Des élastomères magnétorhéologiques au service de la médecine

Distinction Ingénierie et systèmes

Kostas Danas, chercheur CNRS au Laboratoire de mécanique des solides (LMS – CNRS/École Polytechnique), développe une application biomédicale pour des élastomères chargés de particules magnétiques. Pour ce projet, il vient de se voir attribuer une bourse « Proof of concept » par le Conseil européen de la recherche.

Le projet « MagnetoSense » de Kostas Danas fait partie des quatre lauréats français de l’appel « Proof of concept » retenus fin mai 2022 par le Conseil européen de la recherche (ERC). Ce financement complémentaire aide les scientifiques bénéficiaires à développer une piste applicative pour des résultats exploratoires obtenus dans le cadre d’une bourse ERC. La bourse va ainsi permettre à Kostas Danas, chercheur CNRS au Laboratoire de mécanique des solides (LMS) et professeur chargé des cours à l’École Polytechnique à Palaiseau, de développer une application biomédicale pour les élastomères magnétorhéologiques (MRE).

« Les MRE sont des élastomères mécaniquement très souples et déformables, chargés en particules magnétiques, résume Kostas Danas, tenant entre ses doigts un exemple sous forme de petit caoutchouc aimanté. Tout le monde connait les aimants habituels, qui sont rigides et fragiles. Les MRE ne le sont pas, et permettent d’obtenir des formes plus complexes. » Les MRE peuvent également se déformer significativement lors de l’application d’un champ magnétique externe.
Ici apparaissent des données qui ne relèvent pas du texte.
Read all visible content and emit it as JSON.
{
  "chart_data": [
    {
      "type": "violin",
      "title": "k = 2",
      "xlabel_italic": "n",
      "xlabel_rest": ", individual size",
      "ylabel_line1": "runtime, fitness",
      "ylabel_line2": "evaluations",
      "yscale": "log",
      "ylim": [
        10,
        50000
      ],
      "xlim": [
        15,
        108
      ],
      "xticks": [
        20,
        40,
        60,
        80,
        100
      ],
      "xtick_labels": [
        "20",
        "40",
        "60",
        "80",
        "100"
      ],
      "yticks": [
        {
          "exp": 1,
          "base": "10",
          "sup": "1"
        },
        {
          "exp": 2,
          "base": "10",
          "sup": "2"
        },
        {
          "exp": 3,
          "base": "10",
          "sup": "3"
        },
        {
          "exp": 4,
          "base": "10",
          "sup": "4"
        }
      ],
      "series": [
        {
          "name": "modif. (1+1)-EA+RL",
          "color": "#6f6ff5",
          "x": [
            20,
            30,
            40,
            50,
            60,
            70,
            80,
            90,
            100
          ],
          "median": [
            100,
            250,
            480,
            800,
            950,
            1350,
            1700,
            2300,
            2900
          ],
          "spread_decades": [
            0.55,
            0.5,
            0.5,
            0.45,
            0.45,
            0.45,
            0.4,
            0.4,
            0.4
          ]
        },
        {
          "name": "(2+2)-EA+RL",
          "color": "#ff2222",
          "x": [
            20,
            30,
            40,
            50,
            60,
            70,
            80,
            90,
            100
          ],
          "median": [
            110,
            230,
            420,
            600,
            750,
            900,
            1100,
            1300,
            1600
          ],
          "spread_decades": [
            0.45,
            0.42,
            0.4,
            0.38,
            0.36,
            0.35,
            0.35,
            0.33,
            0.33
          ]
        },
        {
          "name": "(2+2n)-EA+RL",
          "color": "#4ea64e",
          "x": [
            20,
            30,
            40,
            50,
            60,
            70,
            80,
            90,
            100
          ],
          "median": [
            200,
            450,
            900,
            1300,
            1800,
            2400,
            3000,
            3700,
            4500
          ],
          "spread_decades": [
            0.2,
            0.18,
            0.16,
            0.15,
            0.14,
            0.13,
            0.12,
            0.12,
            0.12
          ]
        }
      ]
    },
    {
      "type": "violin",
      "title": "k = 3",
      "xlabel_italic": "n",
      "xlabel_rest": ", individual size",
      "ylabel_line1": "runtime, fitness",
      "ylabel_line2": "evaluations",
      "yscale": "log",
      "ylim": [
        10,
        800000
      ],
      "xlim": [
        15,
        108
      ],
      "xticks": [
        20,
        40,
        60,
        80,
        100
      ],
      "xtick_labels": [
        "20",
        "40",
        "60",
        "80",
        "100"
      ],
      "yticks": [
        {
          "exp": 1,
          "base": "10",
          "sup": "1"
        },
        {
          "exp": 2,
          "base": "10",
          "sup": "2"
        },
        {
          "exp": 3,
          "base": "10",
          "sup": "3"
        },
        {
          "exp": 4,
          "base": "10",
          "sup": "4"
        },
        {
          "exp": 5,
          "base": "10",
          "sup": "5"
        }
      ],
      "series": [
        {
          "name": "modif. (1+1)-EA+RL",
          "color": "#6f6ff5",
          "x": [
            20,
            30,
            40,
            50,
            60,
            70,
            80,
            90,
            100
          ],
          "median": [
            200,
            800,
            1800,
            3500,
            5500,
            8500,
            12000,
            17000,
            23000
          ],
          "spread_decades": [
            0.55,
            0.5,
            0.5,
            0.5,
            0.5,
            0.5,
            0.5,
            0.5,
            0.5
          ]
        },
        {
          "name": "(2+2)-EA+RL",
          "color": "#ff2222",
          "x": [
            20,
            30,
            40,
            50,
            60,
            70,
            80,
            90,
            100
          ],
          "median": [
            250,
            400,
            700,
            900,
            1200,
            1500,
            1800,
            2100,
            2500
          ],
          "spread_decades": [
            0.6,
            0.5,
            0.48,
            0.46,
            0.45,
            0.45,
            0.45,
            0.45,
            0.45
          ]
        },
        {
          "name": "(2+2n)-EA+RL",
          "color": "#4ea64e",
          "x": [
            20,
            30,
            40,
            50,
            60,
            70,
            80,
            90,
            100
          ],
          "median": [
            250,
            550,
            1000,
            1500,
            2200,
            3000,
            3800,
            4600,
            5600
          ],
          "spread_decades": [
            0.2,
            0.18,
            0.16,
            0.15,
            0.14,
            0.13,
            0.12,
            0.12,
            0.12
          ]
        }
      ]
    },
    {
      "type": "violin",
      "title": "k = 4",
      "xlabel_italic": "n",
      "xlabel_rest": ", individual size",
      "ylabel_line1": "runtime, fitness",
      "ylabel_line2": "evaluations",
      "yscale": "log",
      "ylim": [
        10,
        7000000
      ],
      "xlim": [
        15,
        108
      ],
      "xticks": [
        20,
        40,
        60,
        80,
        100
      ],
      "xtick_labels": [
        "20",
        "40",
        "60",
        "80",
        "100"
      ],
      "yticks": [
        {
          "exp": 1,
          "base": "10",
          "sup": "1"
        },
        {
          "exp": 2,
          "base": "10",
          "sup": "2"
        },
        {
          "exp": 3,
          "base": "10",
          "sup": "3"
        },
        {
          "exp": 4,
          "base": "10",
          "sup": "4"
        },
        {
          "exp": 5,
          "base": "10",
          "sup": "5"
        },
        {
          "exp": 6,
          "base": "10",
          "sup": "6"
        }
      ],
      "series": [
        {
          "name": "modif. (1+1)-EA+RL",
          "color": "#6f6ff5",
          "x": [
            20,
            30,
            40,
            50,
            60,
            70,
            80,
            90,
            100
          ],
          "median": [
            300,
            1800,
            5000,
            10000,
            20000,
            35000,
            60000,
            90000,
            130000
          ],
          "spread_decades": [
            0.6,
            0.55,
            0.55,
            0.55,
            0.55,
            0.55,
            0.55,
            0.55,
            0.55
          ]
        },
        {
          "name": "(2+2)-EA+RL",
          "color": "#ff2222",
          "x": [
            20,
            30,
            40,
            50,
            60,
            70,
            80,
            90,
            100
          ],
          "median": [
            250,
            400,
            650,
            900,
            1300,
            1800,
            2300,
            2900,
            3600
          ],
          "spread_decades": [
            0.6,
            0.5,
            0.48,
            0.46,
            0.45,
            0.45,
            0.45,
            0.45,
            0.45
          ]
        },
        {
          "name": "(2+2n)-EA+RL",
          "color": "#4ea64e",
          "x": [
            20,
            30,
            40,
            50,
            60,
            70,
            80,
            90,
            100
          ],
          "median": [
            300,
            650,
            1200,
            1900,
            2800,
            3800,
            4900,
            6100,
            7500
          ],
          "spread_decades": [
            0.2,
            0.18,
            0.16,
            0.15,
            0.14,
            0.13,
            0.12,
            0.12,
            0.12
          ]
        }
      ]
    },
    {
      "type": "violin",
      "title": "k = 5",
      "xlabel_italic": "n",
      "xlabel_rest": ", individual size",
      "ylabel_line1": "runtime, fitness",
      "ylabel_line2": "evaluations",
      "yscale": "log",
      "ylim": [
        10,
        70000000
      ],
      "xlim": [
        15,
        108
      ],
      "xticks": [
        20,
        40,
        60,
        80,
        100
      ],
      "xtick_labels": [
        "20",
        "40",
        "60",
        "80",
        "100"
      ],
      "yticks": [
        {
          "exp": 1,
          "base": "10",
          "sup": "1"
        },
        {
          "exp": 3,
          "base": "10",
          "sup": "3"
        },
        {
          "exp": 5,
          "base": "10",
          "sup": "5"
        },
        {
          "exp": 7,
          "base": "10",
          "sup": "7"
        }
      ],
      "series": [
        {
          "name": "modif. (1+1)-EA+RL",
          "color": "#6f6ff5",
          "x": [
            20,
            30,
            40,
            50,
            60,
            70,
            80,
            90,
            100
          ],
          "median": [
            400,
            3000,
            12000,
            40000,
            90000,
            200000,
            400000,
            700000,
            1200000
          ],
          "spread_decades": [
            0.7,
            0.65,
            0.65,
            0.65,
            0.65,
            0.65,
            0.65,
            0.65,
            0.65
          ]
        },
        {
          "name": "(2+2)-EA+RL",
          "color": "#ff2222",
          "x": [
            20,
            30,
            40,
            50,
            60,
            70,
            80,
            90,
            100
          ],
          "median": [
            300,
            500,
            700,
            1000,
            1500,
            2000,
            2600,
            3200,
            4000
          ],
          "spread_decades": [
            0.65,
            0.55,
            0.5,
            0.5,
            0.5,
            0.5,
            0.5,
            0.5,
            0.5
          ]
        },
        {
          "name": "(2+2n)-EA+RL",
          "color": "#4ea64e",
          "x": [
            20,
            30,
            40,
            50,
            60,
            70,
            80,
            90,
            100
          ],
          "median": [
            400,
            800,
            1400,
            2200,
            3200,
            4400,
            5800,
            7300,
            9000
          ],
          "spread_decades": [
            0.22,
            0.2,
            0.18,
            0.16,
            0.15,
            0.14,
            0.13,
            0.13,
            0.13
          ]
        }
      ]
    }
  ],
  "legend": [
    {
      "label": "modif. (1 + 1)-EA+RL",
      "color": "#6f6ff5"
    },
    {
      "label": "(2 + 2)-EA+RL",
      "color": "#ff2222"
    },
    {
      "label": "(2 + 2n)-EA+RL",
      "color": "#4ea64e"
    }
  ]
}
En 2014, Kostas Danas avait obtenu une bourse ERC « Starting Grant » pour parvenir à la compréhension de ces MRE, tant dans leur mise au point que dans la modélisation de leur comportement. « C’était un type de matériaux assez nouveau, dont les industriels sont peu nombreux à connaître l’existence, souligne le chercheur. Du coup, on fait toute la chaine : fabrication, expérimentation, modélisation théorique et numérique, etc. » Ainsi, comme les MRE ne sont pas commercialisés, « nous les fabriquons nous-même en mélangeant des polymères avec des particules d’aimant au néodyme (NdFeB) », grâce à des moules ou à de l’impression 3D.

Depuis quelques années, des études sur les MRE sont menées dans différents pays et de nouvelles applications sont en réflexion. Mais l’équipe de Kostas Danas et Laurence Bodelot fait figure de pionnière, lui-même menant des recherches sur ce matériau innovant depuis 2009. La bourse ERC « Proof of concept » obtenue récemment va lui permettre de poursuivre ses travaux en se penchant sur une application biomédicale concrète.

Utiliser les MRE comme capteur haptique

Les sens de la vue et du toucher représentent la base de toute intervention chirurgicale en médecine. Le sens de la vue a été et continue d’être largement développé grâce à l’utilisation de micro-caméras, d’IRM, de rayons X, etc. Mais dans de nombreux cas, la vision ne suffit pas. Le sens du toucher est nécessaire pour identifier la raideur de l’organe ou du tissu sous-jacent et appuyer plus ou moins pour effectuer une incision, retirer une tumeur ou même déplacer un cathéter à l’intérieur d’une vaine incurvée. Cette raideur est transmise au doigt du chirurgien sous la forme d’une information « pression-déformation ». Ce sens haptique est naturellement présent au bout de nos doigts. Néanmoins, avec le développement récent des techniques non invasives, le chirurgien manipule des dispositifs robotiques qui délivrent des informations optiques via un écran mais perd toute information haptique puisque ses doigts ne sont pas en contact direct avec l’organe.

Le projet « MagnetoSense » permettrait donc d’utiliser une membrane en élastomère magnétorhéologique comme capteur haptique. « Quand un matériau est magnétique, il travaille dans les deux sens : soit en application magnétique et il se déforme, soit il se déforme et le champ magnétique qu’il créé autour de lui change, explique Kostas Danas. Notre équipe se penche donc sur ce deuxième aspect, à l’inverse de la majeure partie des travaux menés sur les MRE. »

La nature très douce des MRE permettra une mesure très sensible de forces aussi faibles que celles ressenties en touchant un gel mou ou une peau de bébé. Pour l’application biomédicale du projet, l’équipe de Kostas Danas collabore avec le Dr. Arturo Consoli (INR) de l’hôpital Foch à Suresnes. Si la démonstration de la faisabilité du projet « MagnetoSense » est un succès, cela pourrait ouvrir le chemin vers de nombreuses autres applications robotiques et biomédicales.